Demolition of an historic, publicly-owned stone farmhouse will continue.
City council approved the move at an emergency meeting confirmation of its previously confirmed prior approval.
As a result, the circa 1840 home at 797 Victoria Rd. N., owned by the Grand River Conservation Authority, will soon be no more, though aspects of the building are slated for preservation.
That’s the outcome of the second emergency meeting of council held in the past week.
It follows a Sept. 27 decision to remove the property from the city’s registry of heritage properties and green light the demolition out of a concern for safety.
“This is something that has been very trying for all of council and me as chair,” said Mayor Cam Guthrie during Wednesday’s meeting. “I have an obligation, as a mayor, to make sure we are upholding the proper process.”
The first emergency meeting, held Sept. 30, came about after Guthrie learned Heritage Guelph had not been consulted ahead of council’s Sept. 27 decision, as is required by the Ontario Heritage Act.
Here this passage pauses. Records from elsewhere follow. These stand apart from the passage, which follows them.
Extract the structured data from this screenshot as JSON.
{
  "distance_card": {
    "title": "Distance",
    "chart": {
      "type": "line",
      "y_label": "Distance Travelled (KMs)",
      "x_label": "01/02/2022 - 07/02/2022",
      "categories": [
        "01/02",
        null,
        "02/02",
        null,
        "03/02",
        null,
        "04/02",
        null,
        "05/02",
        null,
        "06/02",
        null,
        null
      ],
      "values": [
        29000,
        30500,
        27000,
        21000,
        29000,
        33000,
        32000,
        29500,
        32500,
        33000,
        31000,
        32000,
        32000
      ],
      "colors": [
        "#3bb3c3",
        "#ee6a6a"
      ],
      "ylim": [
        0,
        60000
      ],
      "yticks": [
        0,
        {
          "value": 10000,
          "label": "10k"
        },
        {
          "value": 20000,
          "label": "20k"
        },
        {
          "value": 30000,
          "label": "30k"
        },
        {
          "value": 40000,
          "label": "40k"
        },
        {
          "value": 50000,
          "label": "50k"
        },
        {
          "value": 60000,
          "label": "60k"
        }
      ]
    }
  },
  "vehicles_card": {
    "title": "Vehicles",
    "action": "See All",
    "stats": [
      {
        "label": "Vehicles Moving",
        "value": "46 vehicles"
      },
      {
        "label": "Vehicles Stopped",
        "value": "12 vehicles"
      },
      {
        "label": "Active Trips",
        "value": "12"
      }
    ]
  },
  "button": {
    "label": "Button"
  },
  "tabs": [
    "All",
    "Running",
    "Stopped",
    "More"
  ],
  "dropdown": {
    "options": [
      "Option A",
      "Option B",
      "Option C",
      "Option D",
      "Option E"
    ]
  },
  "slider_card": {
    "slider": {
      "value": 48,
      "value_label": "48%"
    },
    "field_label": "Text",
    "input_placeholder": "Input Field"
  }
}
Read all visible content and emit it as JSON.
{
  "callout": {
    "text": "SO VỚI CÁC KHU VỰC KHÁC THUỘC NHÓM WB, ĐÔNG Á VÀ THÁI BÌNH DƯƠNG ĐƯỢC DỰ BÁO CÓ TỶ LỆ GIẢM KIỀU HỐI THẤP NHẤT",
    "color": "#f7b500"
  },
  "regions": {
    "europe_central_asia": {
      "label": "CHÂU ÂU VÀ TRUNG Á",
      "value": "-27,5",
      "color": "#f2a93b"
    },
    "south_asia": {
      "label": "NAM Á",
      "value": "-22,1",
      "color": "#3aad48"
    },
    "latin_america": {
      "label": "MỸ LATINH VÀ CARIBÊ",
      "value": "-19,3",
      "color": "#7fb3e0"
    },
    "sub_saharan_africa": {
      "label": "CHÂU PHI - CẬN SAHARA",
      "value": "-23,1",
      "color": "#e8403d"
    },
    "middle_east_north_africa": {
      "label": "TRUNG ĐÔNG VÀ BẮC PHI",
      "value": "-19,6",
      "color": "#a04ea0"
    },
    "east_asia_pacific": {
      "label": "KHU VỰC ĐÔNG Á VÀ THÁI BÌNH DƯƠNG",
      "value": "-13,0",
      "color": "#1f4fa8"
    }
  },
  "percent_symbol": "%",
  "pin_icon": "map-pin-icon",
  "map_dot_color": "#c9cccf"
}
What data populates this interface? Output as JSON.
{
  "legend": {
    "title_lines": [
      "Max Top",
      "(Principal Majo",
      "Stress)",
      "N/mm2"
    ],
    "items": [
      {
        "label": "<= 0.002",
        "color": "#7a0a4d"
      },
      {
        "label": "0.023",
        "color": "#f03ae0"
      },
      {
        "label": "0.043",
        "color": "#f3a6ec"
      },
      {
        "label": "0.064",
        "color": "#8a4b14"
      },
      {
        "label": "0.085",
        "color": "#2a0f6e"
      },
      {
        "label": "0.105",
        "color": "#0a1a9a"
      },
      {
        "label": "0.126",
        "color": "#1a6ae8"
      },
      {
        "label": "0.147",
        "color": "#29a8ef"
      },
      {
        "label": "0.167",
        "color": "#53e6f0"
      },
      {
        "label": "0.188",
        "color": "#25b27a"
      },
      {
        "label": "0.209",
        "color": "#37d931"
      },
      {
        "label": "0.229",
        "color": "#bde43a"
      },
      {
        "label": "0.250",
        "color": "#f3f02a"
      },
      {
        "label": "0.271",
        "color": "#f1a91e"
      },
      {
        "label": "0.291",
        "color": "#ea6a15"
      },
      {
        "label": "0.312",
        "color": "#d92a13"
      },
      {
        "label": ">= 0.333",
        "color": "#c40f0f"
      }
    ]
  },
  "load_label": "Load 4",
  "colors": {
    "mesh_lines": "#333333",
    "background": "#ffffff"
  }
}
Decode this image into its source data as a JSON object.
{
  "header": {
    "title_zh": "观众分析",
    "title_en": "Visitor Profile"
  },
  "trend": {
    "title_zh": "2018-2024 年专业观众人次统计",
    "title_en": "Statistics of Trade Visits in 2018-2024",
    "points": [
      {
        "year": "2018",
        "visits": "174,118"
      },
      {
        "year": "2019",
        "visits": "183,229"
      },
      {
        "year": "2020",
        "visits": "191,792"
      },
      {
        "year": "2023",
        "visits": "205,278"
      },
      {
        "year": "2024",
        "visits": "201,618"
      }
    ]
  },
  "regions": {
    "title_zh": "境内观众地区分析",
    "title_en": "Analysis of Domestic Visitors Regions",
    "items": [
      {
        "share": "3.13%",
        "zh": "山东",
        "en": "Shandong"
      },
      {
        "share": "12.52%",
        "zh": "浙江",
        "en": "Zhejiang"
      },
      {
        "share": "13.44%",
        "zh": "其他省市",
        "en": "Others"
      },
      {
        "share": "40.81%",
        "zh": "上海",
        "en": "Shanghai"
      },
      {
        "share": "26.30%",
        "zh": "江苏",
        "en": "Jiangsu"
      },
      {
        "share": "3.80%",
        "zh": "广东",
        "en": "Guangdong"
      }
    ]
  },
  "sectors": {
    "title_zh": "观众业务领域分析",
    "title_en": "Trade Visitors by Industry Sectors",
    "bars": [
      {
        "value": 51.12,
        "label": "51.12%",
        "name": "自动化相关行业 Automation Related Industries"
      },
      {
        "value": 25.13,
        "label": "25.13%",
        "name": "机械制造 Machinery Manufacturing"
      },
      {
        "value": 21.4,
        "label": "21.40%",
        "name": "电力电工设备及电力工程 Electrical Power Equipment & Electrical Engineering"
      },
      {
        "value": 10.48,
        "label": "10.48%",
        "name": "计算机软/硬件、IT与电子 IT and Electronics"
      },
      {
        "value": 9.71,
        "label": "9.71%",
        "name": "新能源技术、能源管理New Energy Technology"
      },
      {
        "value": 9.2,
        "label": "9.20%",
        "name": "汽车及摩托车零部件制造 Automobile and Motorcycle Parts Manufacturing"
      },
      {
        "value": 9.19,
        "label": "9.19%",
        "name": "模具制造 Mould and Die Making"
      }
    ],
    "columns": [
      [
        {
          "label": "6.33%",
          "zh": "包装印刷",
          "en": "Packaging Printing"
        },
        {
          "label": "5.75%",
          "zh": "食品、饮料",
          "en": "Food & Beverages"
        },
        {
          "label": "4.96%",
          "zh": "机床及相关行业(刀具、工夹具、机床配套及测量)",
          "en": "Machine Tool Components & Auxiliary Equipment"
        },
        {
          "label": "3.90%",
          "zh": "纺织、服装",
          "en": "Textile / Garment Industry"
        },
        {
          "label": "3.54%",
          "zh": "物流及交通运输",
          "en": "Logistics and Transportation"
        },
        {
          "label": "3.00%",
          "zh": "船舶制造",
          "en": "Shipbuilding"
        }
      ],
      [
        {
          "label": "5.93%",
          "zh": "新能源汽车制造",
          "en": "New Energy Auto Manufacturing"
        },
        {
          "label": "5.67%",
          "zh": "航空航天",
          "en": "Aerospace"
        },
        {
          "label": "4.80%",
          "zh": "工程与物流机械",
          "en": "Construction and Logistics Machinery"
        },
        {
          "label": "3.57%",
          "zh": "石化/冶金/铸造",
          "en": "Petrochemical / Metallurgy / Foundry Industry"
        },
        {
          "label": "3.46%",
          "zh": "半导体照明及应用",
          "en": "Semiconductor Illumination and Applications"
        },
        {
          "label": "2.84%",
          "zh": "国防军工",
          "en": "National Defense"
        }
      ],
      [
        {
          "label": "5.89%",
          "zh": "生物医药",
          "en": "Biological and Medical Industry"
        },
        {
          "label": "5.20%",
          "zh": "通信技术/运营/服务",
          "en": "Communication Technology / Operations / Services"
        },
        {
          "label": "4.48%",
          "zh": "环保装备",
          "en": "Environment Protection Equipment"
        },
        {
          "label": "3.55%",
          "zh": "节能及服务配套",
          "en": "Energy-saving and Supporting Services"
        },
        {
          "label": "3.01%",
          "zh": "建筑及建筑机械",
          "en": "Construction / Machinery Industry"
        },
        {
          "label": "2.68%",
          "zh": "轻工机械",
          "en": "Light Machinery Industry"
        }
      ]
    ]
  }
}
A second emergency council meeting was held Wednesday. Opinions vary about whether that meeting was brought about by a “simple typo” in a quickly-prepared motion or if the draft meeting minutes failed to reflect the intent of the motion council was discussing at the time – suspending the procedural bylaw in order to hold the meeting without providing the public with more than a couple hours of advance notice.
Coun. Leanne Caron, who moved the motion to suspend, insists she intentionally included a clause that eliminated the need for nine votes in order to reconsider the Sept. 27 decision, meaning a simple majority vote was needed. Coun. Cathy Downer, who seconded Caron’s motion, confirmed that was her understanding as well.
However, other members of council stated they understood a two-thirds majority of nine votes was still needed, as had been verbally stated during the meeting, in contradiction to the information put on the screen for all to see.
“I knew what I meant,” said Caron, adding that if others didn’t understand a traditional simple majority would be needed, “that’s their problem, not mine.”
After Guthrie said he found it “difficult to accept” that was her intent because she didn’t speak up to raise concerns about the process that came after, and the announcement that the reconsideration vote had failed, Caron noted she tried to raise concern but the conversation was shut down.
However, when draft minutes of that meeting were posted online Tuesday evening, Caron said she was “shocked” to discover they excluded the clause that required two-thirds support, meaning a super majority was required, and made Guthrie aware.
That, the mayor said, is what prompted Wednesday’s meeting.
Ultimately, council voted 7-5 in favour of approving a set of draft minutes which essentially left the Sept. 27 motion in effect, taking 797 Victoria Rd. N. off the municipal heritage registry and approving demolition.
Councillor Mike Salisbury was absent from Wednesday’s meeting. Councillors June Hofland and Phil Allt missed the first emergency meeting.
In addition, Wednesday’s meeting saw council approve the public release of a previously confidential report dealing with the property presented during an in-camera portion of the Sept. 27 meeting.
In a 10-2 vote, city staff was given until noon Friday to remove legal advice provided in the report and release the rest.
Councillors Dan Gibson and Mark MacKinnon were opposed.
Caron said “98 per cent” of the report should have been public information in the first place.
Though he voted in favour of the release, Guthrie noted the information lacks the “context” of what’s happened since Sept. 27. Gibson suggested that without the legal opinions, the report is one-sided and its release will only “fan the flames” of those who would seek to preserve the stone house.